Nextel disputes Verizon Wireless claims
Nextel Communications yesterday filed a letter with the FCC refuting two recent proposals by Verizon Wireless that would keep the agency from awarding Nextel 1.9 GHz spectrum as part of a plan to address interference issues in the 800 MHz band negatively impacting public-safety communications.
Specifically, Nextel cited technical and legal problems with the notion that the FCC substitute 2.1 GHz spectrum for the 1.9 GHz airwaves included as compensation to Nextel. In addition, the letter says the FCC should take Verizon’s offer to bid $5 billion for the 1.9 GHz spectrum with a “grain of salt.”
Trying to resolve interference problems for public safety, the FCC is considering a staff report based on the framework of the so-called Consensus Plan, which is supported by most major law-enforcement organizations. Nextel characterized Verizon’s proposals as “anti-competitive”, claiming that none of Verizon’s ideas would resolve the interference problems at 800 MHz.
Under the Consensus Plan, interleaved spectrum at 800 MHz would be rebanded to provide contiguous spectrum for public safety and contiguous spectrum for Nextel. Nextel would pay $850 million to retune radios associated with rebanding and also would give public safety 4 MHz of additional spectrum that law-enforcement officials claim is sorely needed.
In return, Nextel is seeking 10 MHz of nationwide spectrum at 1.9 GHz to provide advanced data services. Although the Consensus Plan does not call for Nextel to make any additional payments, most analysts believe the FCC will ask the carrier to pay an additional $2 billion for the spectrum.
Other commercial wireless carriers claim these airwaves are far more valuable than the spectrum Nextel is seeking to replace, with Verizon Wireless officials repeatedly referring to the proposed deal as being a “windfall” for Nextel. If the 1.9 GHz airwaves were available for an immediate auction and licensed based on PCS rules—something Nextel expects, according to spokesman Tim O’Regan—Verizon vowed earlier this month to submit an opening bid of $5 billion.

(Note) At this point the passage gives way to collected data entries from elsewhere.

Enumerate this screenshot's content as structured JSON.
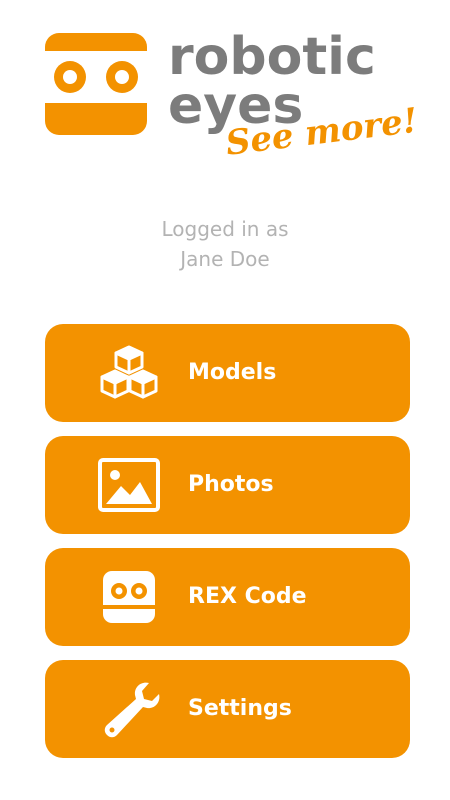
{
  "brand": {
    "line1": "robotic",
    "line2": "eyes",
    "tagline": "See more!",
    "logo_icon": "robotic-eyes-logo-icon",
    "accent_color": "#f39200",
    "text_color": "#7c7c7c"
  },
  "login": {
    "label": "Logged in as",
    "user": "Jane Doe"
  },
  "menu": {
    "items": [
      {
        "label": "Models",
        "icon": "cubes-icon"
      },
      {
        "label": "Photos",
        "icon": "image-icon"
      },
      {
        "label": "REX Code",
        "icon": "rex-code-icon"
      },
      {
        "label": "Settings",
        "icon": "wrench-icon"
      }
    ]
  }
}
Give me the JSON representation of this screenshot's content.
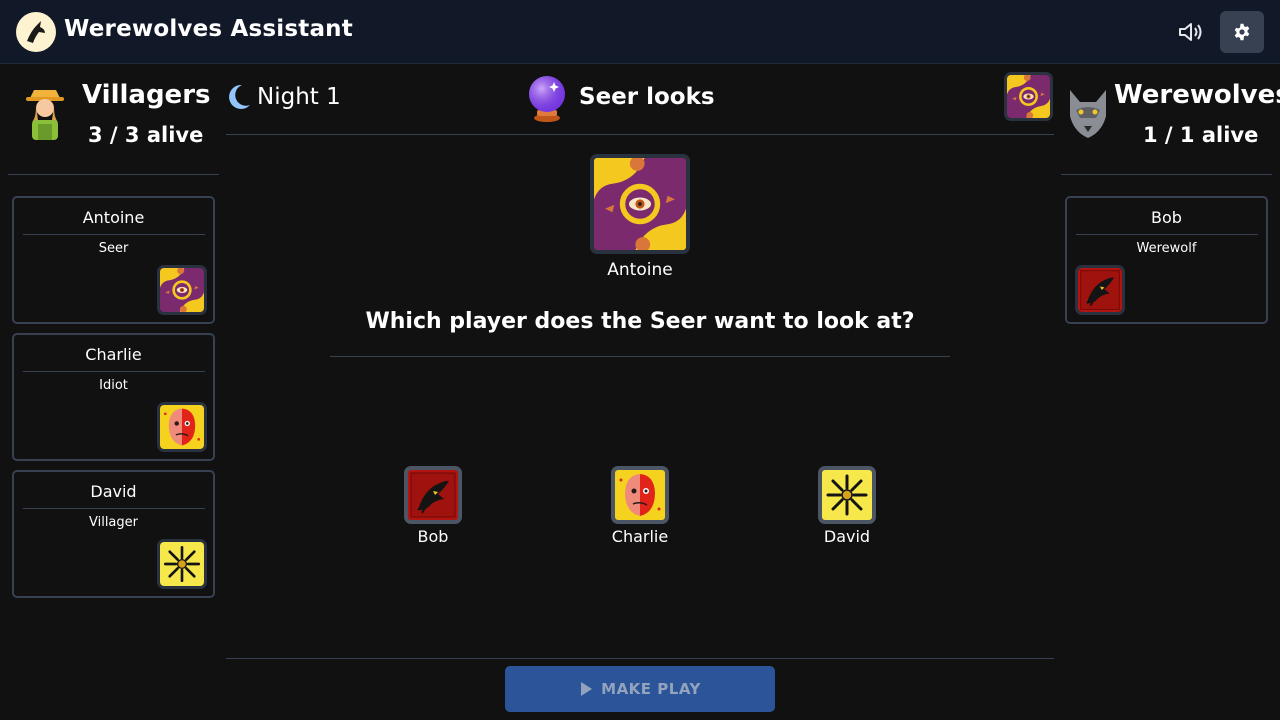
{
  "app": {
    "title": "Werewolves Assistant"
  },
  "header": {
    "sound_icon": "speaker-icon",
    "settings_icon": "gear-icon"
  },
  "villagers": {
    "title": "Villagers",
    "count": "3 / 3 alive"
  },
  "werewolves": {
    "title": "Werewolves",
    "count": "1 / 1 alive"
  },
  "game": {
    "night_label": "Night 1",
    "phase_label": "Seer looks",
    "actor_name": "Antoine",
    "question": "Which player does the Seer want to look at?",
    "targets": [
      {
        "name": "Bob",
        "role_icon": "werewolf"
      },
      {
        "name": "Charlie",
        "role_icon": "idiot"
      },
      {
        "name": "David",
        "role_icon": "villager"
      }
    ],
    "play_button": "MAKE PLAY"
  },
  "villager_players": [
    {
      "name": "Antoine",
      "role": "Seer",
      "role_icon": "seer"
    },
    {
      "name": "Charlie",
      "role": "Idiot",
      "role_icon": "idiot"
    },
    {
      "name": "David",
      "role": "Villager",
      "role_icon": "villager"
    }
  ],
  "werewolf_players": [
    {
      "name": "Bob",
      "role": "Werewolf",
      "role_icon": "werewolf"
    }
  ],
  "colors": {
    "background": "#111111",
    "topbar": "#111827",
    "border": "#374151",
    "button": "#2c5599",
    "seer_purple": "#7b2a6e",
    "seer_yellow": "#f4c81e",
    "werewolf_red": "#b3140f",
    "idiot_red": "#e2231a",
    "villager_yellow": "#f6e84a"
  }
}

In its letter, Nextel described the Verizon offer as “far-fetched” in its valuation of the spectrum and “irrelevant,” because it would not help resolve the 800 MHz interference problem—specifically, because auction proceeds must be given to the U.S. Treasury and cannot be earmarked to pay for rebanding, as Nextel has committed to do.
Nextel also said the Verizon $5 billion valuation lacks credibility, noting that the many conditions cited “provide Verizon several ready excuses to retract its bid offer.”
As for the notion of substituting 2.1 GHz spectrum for 1.9 GHz airwaves, Nextel said the FCC should not consider it when the agency has no record on the subject—all comments to the commission have been based on granting Nextel 1.9 GHz spectrum. Nextel said the 2.1 GHz airwaves have incumbent users that would be more difficult to clear and that such a substitution would not reduce the chance of a legal challenge, because other commercial operators have threatened to litigate any spectrum award to Nextel on the basis that all airwaves should be auctioned.
Finally, Nextel’s letter noted that using the 2.1 GHz frequencies would greatly increase its costs to build a network, making it less attractive to the wireless operator—a fact it contends Verizon knows very well.
“Verizon’s latest antics are solely about delaying the Consensus Plan in order to delay Nextel receiving any replacement spectrum in this proceeding,” Nextel’s letter states. “Verizon’s tactics are intended to prevent Nextel, for as long as possible, from offering advanced wireless spectrum on this replacement spectrum.”